La teneur en oxygène commande fortement la vie aquatique. On considère que celle-ci est, d'un point de vue de la fonction biologique, perturbée dès que la concentration passe en dessous de 5 mg/L et des mortalités piscicoles sont à redouter en dessous de 3 mg/l. De plus, le processus de dégradation des matières organiques et de l'ammoniaque par autoépuration naturelle nécessite une teneur suffisante en oxygène dissous. Les chutes rapides en oxygène nécessitent une adaptation immédiate et provoquent un stress violent. Des variations nycthémérales importantes d'oxygène dans l'eau, peuvent provoquer des mortalités de poissons.
TEMPERATURE :
La connaissance de la température de la Marne fournit des indications sur l'activité biologique et biochimique des organismes aquatiques pour deux raisons essentielles :
1- La température influence directement la réaction de dissolution de l'oxygène dans l'eau c'est à dire plus l'eau est froide plus la dissolution est importante. Or l'oxygène, aussi bien pour les organismes terrestres et aquatiques, est à la base du processus respiratoire. Ainsi la température de l'eau fournit des indications importantes sur la santé du milieu aquatique. Une bonne oxygénation des eaux se situe au dessus de 5 mg/L, les mortalités piscicoles apparaissent au dessous de 3 mg/L.
2- La température influence aussi le développement et la reproduction des organismes aquatiques. En effet, les poissons, les larves d'insectes (etc...) sont poïkilothermes (ou hétérothermes : leur température varie en fonction de celle du milieu). Leur métabolisme ne fonctionne que dans des intervalles plus ou moins précis de températures. C'est pourquoi, les poissons comme les insectes ont une activité fortement ralentie pendant la période hivernale.
La température fournit donc des indications importantes sur le développement, la reproduction et l'activité des organismes aquatiques.
NITRATE :
Ou (NO3-) proviennent de la dégradation de l'azote ammoniacal (évolution en nitrites, puis en nitrates). Ils sont utilisés essentiellement comme engrais. Indicateur de l'activité agricole ils proviennent en grande partie de l'amont. Présent dans les sols cultivés, sa teneur dans l'eau varie avec les précipitation et les saisons. Ce paramètre ne doit pas dépasser 50 mg/l pour la production d'eau potable.
Leurs origines peuvent être très diverses : minéralisation de la matière organique, engrais azoté, fumier, eaux usées domestiques et industrielles.
NITRITE :
(NO2-) résultent d'une oxydation bactérienne de l'ammoniaque ou de la réduction des nitrates.

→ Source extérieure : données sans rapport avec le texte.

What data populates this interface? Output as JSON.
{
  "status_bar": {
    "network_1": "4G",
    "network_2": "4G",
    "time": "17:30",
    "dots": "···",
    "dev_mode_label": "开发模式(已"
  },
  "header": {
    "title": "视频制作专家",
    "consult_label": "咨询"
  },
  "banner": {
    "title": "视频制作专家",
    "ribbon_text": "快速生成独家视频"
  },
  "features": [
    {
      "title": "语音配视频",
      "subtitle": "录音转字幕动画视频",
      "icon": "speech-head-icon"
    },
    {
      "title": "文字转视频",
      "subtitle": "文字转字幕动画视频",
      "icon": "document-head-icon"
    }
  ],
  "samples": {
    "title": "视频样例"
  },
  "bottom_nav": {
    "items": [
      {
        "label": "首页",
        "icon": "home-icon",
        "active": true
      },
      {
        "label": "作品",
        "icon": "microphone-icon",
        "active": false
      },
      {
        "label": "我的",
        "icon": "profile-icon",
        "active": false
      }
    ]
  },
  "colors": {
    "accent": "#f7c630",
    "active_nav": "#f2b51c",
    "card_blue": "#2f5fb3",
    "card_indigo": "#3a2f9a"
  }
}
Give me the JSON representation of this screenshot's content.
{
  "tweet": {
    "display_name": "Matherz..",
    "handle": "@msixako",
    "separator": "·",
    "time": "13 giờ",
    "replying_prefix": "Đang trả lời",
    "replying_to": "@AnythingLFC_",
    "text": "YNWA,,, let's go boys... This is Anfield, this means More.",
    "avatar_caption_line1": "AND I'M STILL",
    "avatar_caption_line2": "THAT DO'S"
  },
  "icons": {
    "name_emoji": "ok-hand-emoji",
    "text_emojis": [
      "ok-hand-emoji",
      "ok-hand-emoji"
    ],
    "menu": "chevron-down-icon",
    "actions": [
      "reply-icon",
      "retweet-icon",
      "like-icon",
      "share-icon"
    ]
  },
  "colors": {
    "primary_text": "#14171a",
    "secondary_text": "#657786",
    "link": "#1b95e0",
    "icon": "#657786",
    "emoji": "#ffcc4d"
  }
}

L'azote ammoniacal représente les ions ammonium (NH4+) de l'eau. Il permet une estimation de la pollution azotée réduite dans l'eau.
Les nitrites sont rarement d'origine naturelle. Un cours d'eau non pollué ne comporte normalement ni nitrites ni ammoniaque. Ils sont issus des rejets des stations d'épuration, de l'activité agricole, des ruissellements urbains et de diverses industries.
LES SULFATES :
Ou (SO4 2-) peuvent être trouvés dans presque toutes les eaux naturelles. L'origine de la plupart des composés sulfates est l'oxydation des minerais de sulfites, la présence de schistes, ou de déchets industriels.
Le sulfate est un élément important des composés dissous dans l'eau de pluie. Le sulfate peut être attaqué par une bactérie qui le réduit en sulfure d'hydrogène (H2S) pouvant se transformer aisément en acide sulfurique corrosif pour les réseaux d'assainissement.
LES CHLORURES :
Les formes les plus répandues des chlorures dans l'environnement sont le chlorure de sodium (NaCl), le chlorure de calcium (CaCl2) et le chlorure de potassium (KCl).
Les chlorures peuvent avoir une provenance naturelle (altération et lessivage des roches sédimentaires), agricole (irrigation, drainage), industrielle (industrie pétrolière, agro-alimentaire...) ou urbaine (salage des routes, rejets domestiques).
LES MATIERES EN SUSPENTION :
MES ou les résidus secs représentent les éléments solides non dissous dans l'eau. Elles ont une incidence sur la composition chimique des eaux car leur surface peut concentrer certains produits dissous par des phénomènes d'adsorption ou d'échange d'ions. De plus, la plupart des micro-organismes de l'eau (bactéries, virus) peuvent se fixer sur leur surface.
Une forte concentration de MES peut engendrer des impacts négatifs sur le milieu :
augmentation de la turbidité,
colmatage des fonds par leur dépôt,
irritation des branchies des poissons (développement bactérien et viral sur les branchies).
En régime hydrologique moyen, les MES proviennent principalement des eaux usées urbaines et industrielles et du plancton. En revanche, en période de crue, l'érosion des sols du bassin versant est souvent à l'origine d'une grande part des MES.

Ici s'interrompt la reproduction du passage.